If you record the timestamp when you commit the gossip, assuming 60 second relay, you’re pretty close. If the peer reports when they last received gossip you can subtract 120 seconds and probably do a pretty good job.

It turns out, we even have a field in our gossip_store header “timestamp”, which is redundant (it used to be a copy of the update timestamp, used for easy timestamp filter when we supported that). We use that without a format change.

We’d still need to keep some offset markers to avoid having to sweep the entire file when asked for a specific time, but that’s actually extremely implementable…

cdecker · December 6, 2023, 1:23pm

Fwiw this sounds very close to what lnsync does. It assigns an arbitatry ordering to the messages and allows clients to seek through that ordering. Since the ordering only has to make sense to the serving node, and any misordering can only result in a bit too much being sent across this seems like a trivial and backwards compatible solution to quickly sync up.

While the idea of canonical ordering by the serving node works quite nicely, we can notice that we also have a partial order among messages, with the channel_announcement being the outlier, since it cannot be uniquely ordered among the other messages that may pertain to the channel or the endpoints.

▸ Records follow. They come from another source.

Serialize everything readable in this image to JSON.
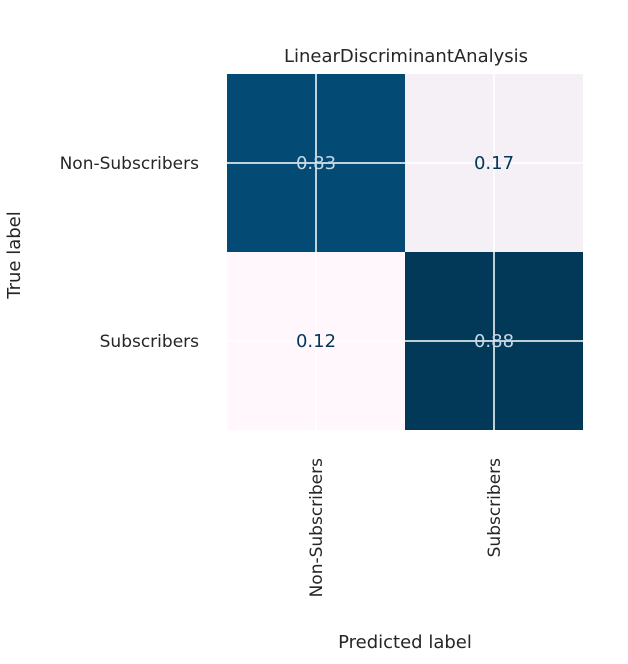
{
  "chart_data": {
    "type": "heatmap",
    "title": "LinearDiscriminantAnalysis",
    "xlabel": "Predicted label",
    "ylabel": "True label",
    "x_categories": [
      "Non-Subscribers",
      "Subscribers"
    ],
    "y_categories": [
      "Non-Subscribers",
      "Subscribers"
    ],
    "values": [
      [
        0.83,
        0.17
      ],
      [
        0.12,
        0.88
      ]
    ],
    "value_labels": [
      [
        "0.83",
        "0.17"
      ],
      [
        "0.12",
        "0.88"
      ]
    ],
    "colormap": "PuBu",
    "grid": true,
    "colors": {
      "cell_low": "#fff7fb",
      "cell_high": "#023858",
      "text_dark": "#023858",
      "text_light": "#c8d8e6",
      "grid": "#ffffff"
    }
  }
}
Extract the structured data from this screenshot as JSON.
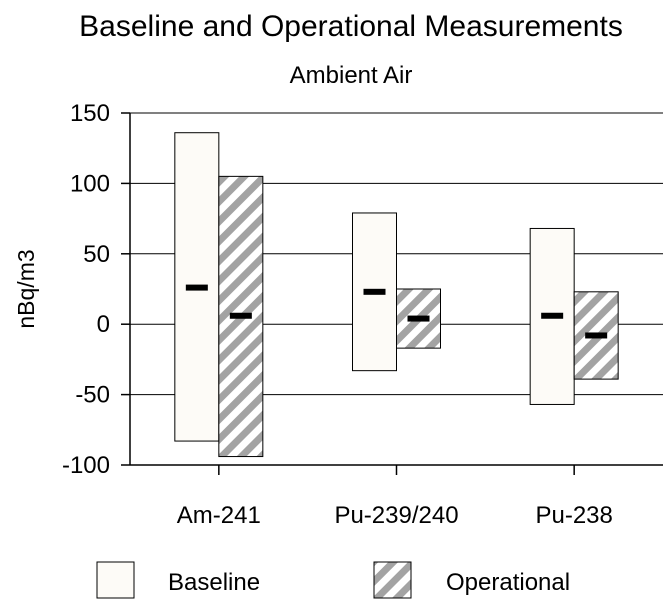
{
  "chart_data": {
    "type": "bar",
    "title": "Baseline and Operational Measurements",
    "subtitle": "Ambient Air",
    "xlabel": "",
    "ylabel": "nBq/m3",
    "ylim": [
      -100,
      150
    ],
    "yticks": [
      150,
      100,
      50,
      0,
      -50,
      -100
    ],
    "ytick_labels": [
      "150",
      "100",
      "50",
      "0",
      "-50",
      "-100"
    ],
    "categories": [
      "Am-241",
      "Pu-239/240",
      "Pu-238"
    ],
    "grid": "horizontal",
    "legend_position": "bottom",
    "series": [
      {
        "name": "Baseline",
        "pattern": "plain",
        "fill": "#fdfbf7",
        "low": [
          -83,
          -33,
          -57
        ],
        "high": [
          136,
          79,
          68
        ],
        "mean": [
          26,
          23,
          6
        ]
      },
      {
        "name": "Operational",
        "pattern": "diagonal-hatch",
        "fill": "#a3a3a3",
        "low": [
          -94,
          -17,
          -39
        ],
        "high": [
          105,
          25,
          23
        ],
        "mean": [
          6,
          4,
          -8
        ]
      }
    ]
  }
}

channel_update sort by timestamp, and allow querying a range based on these timestamps
node_announcement sort by timestamp, and allow querying a range based on these timestamps
channel_announcement does not have a timestamp, and ought to be included if the querying node is asking for a timestamp range that include ANY update to the channel

As you can see the only potential over-sharing is in the form of the channel_announcement but I don’t think that is solvable, since there is no unique position in the ordering that’d guarantee inclusion iff a matching channel_update is included.

This allows us to avoid per-peer storage: on startup we load the timestamp when we were last online, we then subtract a buffer from that (1/2h?) and we tell our peers that timestamp when reconnecting. This means we don’t store anything per-peer, rather we only store a timestamp up to which we believe we are up to date, and then ask for incremental diffs from that point onwards.

rustyrussell · December 6, 2023, 8:01pm

This is, in fact, what gossip_timestamp_filter does:

1. type: 265 (`gossip_timestamp_filter`) (`gossip_queries`)
2. data:
    * [`chain_hash`:`chain_hash`]
    * [`u32`:`first_timestamp`]
    * [`u32`:`timestamp_range`]

The “timestamp” for channel_announcement is defined as " the timestamp of a corresponding channel_update." (rather than “all corresponding channel_update” which is what you specified).

It turns out, however, that everyone uses “none”, “all” or “recent”, where recent is 10 minutes ago (CLN), now (LND and Eclair), 1 hour ago (LDK). To avoid scanning the entire gossip_store (or keeping more metadata), we now keep a single “first record with timestamp > 2 hours ago” offset and scan from there, unless they set first_update to 0. This basically turns the field into a trinary.

But this is still not what a single-peer-gossiper wants! The timestamp of the record is a very rough guide to “have you seen this before”. A better guide is when the peer received the gossip: presumably it started streaming it within 60 seconds. It’s also much easier for us to implement: for speed we can keep the received timestamps at every ~1MB of gossip store, since they will be monotonic.